Not only are we connected world wide through the internet, but so are our businesses both with what we use and what we eat. Many we take for granted, since they are available almost anywhere such as the toilet paper we use to the cereal and pizza that we eat. We choose a brand by what we like and not necessarily by how it’s made. Most of the time we don’t even know.
If we are a loyal customer we assume the company has us valued as much as their profits since without us, they would cease to exist. Even our regulations such as FDA rules are suppose to be about keeping us safe. So why is it that some countries ban things that others do not? Many of us roll our eyes at the phrase “junk food” because most have indulged at one time or another. But what about things we consume regularly that are labeled dangerous in one place or another?
Parents, you pour your children that bowl of cereal, and even when you choose lower sugar cereals (yay to you), there may be ingredients that are actually banned in other countries for their harmful effects on the body. BHT (butylated hydroxytoluene) and BHA (butylated hydroxyanisole) which are commonly added to preserve freshness can cause cancer, kidney and liver damage, hair loss, behavioral issues and disrupt appetite and sleep. They are just two examples of ingredients that are allowed in this country, but banned in most others. Companies that do business in both, such as Quaker, Ritz, and Pizza Hut, to name a few, have products that are reformulated elsewhere.
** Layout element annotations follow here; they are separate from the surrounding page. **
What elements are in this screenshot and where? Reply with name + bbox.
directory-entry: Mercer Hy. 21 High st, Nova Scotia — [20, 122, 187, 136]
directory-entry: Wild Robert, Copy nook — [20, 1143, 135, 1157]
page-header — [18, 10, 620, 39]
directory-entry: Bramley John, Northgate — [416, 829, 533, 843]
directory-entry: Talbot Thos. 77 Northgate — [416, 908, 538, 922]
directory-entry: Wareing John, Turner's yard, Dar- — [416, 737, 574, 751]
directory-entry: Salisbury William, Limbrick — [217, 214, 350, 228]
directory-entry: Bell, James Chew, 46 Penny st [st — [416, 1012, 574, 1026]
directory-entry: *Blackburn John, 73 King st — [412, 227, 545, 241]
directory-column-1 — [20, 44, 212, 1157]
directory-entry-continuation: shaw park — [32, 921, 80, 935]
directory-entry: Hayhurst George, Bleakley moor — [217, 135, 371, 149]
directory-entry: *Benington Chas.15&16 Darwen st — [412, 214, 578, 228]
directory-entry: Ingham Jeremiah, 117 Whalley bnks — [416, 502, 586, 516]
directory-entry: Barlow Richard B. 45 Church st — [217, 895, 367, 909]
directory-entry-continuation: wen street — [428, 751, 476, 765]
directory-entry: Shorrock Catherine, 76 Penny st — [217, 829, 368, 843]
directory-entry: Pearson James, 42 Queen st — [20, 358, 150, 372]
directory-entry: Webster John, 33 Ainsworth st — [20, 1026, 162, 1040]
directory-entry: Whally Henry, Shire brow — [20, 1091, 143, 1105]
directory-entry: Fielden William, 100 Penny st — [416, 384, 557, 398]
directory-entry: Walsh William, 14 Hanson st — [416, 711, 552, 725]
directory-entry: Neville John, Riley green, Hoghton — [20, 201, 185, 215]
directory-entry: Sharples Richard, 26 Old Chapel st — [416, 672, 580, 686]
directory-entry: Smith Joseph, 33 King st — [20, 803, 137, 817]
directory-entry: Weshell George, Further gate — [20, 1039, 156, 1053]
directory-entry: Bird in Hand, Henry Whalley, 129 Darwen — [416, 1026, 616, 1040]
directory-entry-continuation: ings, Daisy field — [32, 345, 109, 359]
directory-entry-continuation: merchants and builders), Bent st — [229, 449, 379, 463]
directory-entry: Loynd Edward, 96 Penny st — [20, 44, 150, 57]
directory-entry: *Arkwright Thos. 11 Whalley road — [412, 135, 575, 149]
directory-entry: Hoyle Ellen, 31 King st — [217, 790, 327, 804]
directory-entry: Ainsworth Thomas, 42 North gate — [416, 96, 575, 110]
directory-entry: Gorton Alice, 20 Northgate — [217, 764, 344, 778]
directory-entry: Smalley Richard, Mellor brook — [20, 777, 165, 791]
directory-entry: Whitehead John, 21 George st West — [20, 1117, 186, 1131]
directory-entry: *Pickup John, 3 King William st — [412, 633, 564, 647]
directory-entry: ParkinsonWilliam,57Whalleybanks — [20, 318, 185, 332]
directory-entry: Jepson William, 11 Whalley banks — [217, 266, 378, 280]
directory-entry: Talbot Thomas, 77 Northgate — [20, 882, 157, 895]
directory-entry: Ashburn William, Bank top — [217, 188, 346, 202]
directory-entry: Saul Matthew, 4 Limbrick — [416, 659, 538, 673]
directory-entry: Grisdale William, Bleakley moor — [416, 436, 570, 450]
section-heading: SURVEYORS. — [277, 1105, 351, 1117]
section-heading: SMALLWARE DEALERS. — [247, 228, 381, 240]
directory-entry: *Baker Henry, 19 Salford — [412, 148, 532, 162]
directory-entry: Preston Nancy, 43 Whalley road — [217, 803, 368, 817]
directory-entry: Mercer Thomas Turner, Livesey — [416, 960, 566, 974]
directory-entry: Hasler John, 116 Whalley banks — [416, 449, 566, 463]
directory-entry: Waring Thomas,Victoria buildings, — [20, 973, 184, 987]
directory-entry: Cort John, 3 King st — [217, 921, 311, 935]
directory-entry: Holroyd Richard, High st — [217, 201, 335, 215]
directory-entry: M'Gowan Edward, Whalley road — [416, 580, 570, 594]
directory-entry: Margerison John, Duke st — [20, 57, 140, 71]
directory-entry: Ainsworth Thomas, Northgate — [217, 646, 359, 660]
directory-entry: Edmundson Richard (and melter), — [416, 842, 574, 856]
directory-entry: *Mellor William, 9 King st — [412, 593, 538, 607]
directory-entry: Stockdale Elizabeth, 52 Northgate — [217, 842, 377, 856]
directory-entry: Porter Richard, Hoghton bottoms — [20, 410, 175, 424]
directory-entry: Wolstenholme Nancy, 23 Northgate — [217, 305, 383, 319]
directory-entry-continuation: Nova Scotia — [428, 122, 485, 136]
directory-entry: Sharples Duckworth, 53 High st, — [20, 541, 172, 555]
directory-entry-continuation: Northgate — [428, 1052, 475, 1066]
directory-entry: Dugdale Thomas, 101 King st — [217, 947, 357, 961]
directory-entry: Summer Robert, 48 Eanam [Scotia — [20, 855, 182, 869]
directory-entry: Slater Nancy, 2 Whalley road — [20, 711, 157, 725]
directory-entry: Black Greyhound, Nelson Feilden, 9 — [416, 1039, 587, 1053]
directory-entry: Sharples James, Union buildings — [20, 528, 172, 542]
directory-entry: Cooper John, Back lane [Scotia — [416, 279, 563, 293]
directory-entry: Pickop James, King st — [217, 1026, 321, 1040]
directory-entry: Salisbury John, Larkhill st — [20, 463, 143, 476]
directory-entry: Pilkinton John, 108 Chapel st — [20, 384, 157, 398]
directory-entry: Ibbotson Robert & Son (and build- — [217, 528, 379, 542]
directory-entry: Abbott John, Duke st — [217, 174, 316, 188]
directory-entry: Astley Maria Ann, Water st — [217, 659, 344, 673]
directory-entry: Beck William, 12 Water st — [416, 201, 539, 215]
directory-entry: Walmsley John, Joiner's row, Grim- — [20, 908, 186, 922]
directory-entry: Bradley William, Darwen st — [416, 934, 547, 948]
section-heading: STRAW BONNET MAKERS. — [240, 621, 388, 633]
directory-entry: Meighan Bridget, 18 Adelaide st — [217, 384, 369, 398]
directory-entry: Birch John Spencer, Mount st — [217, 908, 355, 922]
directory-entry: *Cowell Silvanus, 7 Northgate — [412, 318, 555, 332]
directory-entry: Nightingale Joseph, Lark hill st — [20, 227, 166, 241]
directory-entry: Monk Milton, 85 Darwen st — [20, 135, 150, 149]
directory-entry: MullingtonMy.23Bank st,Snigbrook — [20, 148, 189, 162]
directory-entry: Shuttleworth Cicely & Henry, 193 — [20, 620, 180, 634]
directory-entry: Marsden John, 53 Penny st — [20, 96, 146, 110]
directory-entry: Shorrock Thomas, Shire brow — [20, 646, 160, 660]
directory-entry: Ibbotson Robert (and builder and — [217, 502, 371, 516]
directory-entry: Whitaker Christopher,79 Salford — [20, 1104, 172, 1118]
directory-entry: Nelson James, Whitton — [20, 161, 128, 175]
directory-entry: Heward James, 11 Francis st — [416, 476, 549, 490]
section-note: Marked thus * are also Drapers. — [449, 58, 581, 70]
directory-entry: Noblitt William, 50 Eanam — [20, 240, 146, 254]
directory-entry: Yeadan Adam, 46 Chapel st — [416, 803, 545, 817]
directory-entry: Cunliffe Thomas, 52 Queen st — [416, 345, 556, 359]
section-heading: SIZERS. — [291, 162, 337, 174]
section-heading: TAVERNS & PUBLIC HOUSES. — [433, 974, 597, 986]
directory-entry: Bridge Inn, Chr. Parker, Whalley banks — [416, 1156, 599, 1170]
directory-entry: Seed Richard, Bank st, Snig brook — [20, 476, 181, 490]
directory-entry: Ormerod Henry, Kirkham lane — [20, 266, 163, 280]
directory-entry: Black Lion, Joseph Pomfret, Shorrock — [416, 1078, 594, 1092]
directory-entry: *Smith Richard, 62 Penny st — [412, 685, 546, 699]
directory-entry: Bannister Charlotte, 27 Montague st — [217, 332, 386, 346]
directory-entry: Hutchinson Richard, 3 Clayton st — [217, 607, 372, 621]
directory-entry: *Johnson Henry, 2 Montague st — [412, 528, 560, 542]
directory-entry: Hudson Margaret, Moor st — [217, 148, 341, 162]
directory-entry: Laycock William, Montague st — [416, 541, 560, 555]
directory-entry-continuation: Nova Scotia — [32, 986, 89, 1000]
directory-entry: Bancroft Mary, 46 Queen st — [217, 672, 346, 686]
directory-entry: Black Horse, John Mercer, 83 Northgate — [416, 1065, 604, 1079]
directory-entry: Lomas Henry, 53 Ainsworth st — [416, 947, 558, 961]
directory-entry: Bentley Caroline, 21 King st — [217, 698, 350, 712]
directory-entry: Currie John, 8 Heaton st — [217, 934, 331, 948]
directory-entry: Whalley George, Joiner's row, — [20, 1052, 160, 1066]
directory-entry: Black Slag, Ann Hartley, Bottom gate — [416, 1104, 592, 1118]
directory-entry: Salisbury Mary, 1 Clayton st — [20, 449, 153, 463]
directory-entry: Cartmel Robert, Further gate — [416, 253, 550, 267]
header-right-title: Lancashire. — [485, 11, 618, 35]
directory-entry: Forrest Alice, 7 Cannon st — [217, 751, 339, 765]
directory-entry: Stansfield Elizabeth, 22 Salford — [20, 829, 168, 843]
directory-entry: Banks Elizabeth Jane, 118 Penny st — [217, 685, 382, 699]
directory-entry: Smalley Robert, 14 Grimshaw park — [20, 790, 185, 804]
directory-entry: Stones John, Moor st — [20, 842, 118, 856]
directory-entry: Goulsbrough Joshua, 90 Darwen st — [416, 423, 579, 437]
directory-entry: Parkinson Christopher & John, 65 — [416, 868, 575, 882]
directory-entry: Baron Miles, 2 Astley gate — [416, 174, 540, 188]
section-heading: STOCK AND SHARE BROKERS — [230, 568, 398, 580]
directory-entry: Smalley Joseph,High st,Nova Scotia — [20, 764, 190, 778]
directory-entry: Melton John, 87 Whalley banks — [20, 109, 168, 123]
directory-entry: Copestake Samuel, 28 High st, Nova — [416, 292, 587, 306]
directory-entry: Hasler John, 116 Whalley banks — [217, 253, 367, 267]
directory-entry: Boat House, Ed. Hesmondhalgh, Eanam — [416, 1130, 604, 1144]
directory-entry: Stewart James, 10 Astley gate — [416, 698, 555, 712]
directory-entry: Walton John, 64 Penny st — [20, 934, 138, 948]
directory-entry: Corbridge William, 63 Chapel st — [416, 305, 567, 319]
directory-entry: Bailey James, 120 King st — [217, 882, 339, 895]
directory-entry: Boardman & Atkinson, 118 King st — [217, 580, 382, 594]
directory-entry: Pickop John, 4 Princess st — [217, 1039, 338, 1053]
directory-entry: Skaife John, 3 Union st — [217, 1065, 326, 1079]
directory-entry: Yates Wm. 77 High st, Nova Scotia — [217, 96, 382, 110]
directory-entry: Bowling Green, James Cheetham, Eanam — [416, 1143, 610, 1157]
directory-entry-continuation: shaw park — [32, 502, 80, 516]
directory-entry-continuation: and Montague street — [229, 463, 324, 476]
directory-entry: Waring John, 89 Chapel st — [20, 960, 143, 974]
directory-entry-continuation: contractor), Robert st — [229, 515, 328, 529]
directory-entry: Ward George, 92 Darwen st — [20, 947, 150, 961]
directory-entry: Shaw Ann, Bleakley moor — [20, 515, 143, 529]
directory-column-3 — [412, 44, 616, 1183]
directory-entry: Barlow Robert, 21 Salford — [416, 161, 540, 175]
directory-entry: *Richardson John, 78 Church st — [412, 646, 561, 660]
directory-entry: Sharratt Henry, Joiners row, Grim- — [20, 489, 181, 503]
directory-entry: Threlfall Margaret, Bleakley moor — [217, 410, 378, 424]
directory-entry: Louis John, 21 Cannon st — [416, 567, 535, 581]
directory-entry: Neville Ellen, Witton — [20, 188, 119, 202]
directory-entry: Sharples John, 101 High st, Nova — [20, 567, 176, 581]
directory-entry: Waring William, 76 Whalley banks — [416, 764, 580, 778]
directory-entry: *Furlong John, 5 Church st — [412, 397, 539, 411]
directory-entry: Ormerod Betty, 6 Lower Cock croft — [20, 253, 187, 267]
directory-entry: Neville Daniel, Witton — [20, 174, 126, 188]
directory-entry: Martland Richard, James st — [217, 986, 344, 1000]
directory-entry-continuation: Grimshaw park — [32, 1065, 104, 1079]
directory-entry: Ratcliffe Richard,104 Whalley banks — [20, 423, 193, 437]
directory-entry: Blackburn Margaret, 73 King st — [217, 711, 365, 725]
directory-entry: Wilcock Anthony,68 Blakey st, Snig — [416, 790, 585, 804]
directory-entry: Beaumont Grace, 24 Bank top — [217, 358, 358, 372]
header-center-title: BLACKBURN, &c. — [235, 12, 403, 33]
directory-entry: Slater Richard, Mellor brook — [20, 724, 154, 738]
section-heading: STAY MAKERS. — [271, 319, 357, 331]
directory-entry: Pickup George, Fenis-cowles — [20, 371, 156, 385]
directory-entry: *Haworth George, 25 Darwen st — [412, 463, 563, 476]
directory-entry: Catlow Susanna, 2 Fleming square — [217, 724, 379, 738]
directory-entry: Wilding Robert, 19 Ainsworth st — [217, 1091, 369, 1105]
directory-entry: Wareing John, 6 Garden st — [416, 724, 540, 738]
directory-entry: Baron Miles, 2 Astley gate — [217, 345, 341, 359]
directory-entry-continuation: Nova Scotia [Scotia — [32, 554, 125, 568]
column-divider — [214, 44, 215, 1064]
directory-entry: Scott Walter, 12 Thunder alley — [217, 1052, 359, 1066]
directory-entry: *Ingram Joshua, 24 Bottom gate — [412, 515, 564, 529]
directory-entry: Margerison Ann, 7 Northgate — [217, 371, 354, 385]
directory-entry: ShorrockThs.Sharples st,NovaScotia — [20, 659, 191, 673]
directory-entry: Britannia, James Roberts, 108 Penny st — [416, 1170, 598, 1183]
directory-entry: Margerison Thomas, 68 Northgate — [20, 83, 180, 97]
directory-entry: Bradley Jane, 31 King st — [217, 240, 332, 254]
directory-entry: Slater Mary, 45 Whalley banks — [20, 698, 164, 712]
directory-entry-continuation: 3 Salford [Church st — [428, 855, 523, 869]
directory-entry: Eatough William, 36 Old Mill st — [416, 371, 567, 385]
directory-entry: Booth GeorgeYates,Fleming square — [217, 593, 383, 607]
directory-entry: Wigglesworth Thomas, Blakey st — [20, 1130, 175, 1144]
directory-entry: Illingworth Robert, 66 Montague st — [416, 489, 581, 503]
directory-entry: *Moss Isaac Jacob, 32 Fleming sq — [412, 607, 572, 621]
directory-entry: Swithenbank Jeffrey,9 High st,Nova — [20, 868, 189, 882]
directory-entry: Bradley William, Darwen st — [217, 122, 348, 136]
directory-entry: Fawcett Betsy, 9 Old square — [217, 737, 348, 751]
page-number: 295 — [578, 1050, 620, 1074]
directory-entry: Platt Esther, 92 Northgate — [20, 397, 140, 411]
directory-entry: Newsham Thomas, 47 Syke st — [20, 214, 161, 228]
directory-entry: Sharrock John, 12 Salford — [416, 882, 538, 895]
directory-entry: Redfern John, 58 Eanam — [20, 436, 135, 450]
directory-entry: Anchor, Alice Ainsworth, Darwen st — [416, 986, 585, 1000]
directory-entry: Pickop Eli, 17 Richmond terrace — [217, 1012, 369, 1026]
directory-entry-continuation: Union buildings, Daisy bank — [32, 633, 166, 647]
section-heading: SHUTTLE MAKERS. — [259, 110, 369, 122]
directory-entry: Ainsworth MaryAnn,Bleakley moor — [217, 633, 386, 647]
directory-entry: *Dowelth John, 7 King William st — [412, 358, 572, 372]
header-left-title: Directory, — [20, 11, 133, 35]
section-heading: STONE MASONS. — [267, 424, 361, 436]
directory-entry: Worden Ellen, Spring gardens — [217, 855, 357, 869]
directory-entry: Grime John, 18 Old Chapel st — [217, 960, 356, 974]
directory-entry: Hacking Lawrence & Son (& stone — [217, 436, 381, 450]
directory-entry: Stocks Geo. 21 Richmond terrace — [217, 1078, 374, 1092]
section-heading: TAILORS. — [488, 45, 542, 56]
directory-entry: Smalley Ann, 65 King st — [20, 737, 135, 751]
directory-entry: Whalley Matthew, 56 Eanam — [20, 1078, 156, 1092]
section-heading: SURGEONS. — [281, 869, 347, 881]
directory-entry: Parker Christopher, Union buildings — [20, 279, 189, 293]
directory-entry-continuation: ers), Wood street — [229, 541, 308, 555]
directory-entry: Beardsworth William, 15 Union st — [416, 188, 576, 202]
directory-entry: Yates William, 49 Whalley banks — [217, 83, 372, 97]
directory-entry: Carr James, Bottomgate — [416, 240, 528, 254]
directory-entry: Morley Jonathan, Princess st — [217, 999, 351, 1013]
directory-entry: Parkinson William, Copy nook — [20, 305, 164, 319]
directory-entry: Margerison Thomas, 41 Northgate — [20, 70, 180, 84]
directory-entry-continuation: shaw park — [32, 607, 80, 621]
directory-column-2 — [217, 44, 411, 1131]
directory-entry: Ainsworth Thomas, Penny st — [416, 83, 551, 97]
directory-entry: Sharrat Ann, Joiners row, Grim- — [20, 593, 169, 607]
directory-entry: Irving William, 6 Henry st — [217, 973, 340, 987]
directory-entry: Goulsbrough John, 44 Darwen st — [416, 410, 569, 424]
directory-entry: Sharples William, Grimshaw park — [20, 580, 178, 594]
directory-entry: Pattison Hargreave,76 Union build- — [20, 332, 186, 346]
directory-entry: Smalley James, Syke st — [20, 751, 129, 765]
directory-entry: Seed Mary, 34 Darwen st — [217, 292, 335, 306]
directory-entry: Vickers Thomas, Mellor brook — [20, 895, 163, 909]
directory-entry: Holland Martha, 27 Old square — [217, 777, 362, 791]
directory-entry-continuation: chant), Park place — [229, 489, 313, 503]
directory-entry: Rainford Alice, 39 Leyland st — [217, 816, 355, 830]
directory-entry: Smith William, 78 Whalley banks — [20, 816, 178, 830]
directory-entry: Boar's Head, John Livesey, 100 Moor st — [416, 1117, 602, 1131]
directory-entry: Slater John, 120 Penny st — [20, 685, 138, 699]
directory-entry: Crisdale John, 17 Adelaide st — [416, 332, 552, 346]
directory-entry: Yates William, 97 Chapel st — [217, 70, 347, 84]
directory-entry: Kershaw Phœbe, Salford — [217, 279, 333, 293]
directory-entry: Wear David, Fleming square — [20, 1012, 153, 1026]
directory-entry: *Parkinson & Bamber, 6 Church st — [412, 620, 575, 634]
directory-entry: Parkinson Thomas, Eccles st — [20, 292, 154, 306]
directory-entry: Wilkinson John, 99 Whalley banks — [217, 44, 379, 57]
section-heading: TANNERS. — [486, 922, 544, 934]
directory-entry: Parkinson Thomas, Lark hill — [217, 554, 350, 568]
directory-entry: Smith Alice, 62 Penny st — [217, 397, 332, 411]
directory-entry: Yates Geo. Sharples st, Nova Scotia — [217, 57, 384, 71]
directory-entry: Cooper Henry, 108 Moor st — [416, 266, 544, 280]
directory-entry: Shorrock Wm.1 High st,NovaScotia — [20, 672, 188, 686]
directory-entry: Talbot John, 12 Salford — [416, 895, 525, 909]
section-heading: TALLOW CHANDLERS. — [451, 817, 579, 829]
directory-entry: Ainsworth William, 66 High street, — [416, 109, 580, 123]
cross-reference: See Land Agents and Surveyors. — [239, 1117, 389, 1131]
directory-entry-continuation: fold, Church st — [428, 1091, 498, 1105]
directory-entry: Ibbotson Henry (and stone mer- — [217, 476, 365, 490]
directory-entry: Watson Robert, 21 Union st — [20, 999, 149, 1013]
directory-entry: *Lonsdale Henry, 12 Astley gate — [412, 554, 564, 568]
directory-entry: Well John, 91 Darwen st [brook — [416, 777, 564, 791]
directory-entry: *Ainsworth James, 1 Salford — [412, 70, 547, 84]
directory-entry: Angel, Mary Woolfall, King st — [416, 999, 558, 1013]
Knowing an ingredient in their product is banned in one place, such as lead in paint in the United States, consumers should be able to believe their favorite paint brand would be sure to make it safe for everyone. After all, the devastating effects of lead paint on children is common knowledge. However, those same companies still add lead to the paint used in countries that have yet to ban it! If you are a landlord and use paint on a regular basis, do you know the common practices of your favorite brand? If you knew they added lead to the paint in different countries just because they could, would you still be loyal to them? You should look before you ask yourself that question.
Where and how is your favorite toilet paper made? Is it made by a company with horrible environmental practices and employing people with poverty level pay? It’s time we actually looked as consumers and demanded companies actually made products based on the good of everyone involved. We do have that power if we choose to use it. When people realized food dyes were damaging (even though the FDA doesn’t deem it so), Kraft took food dyes out of our Macaroni and Cheese and proudly stated so in their advertisements. We have the power. The more we use it, the better and safer the world will be.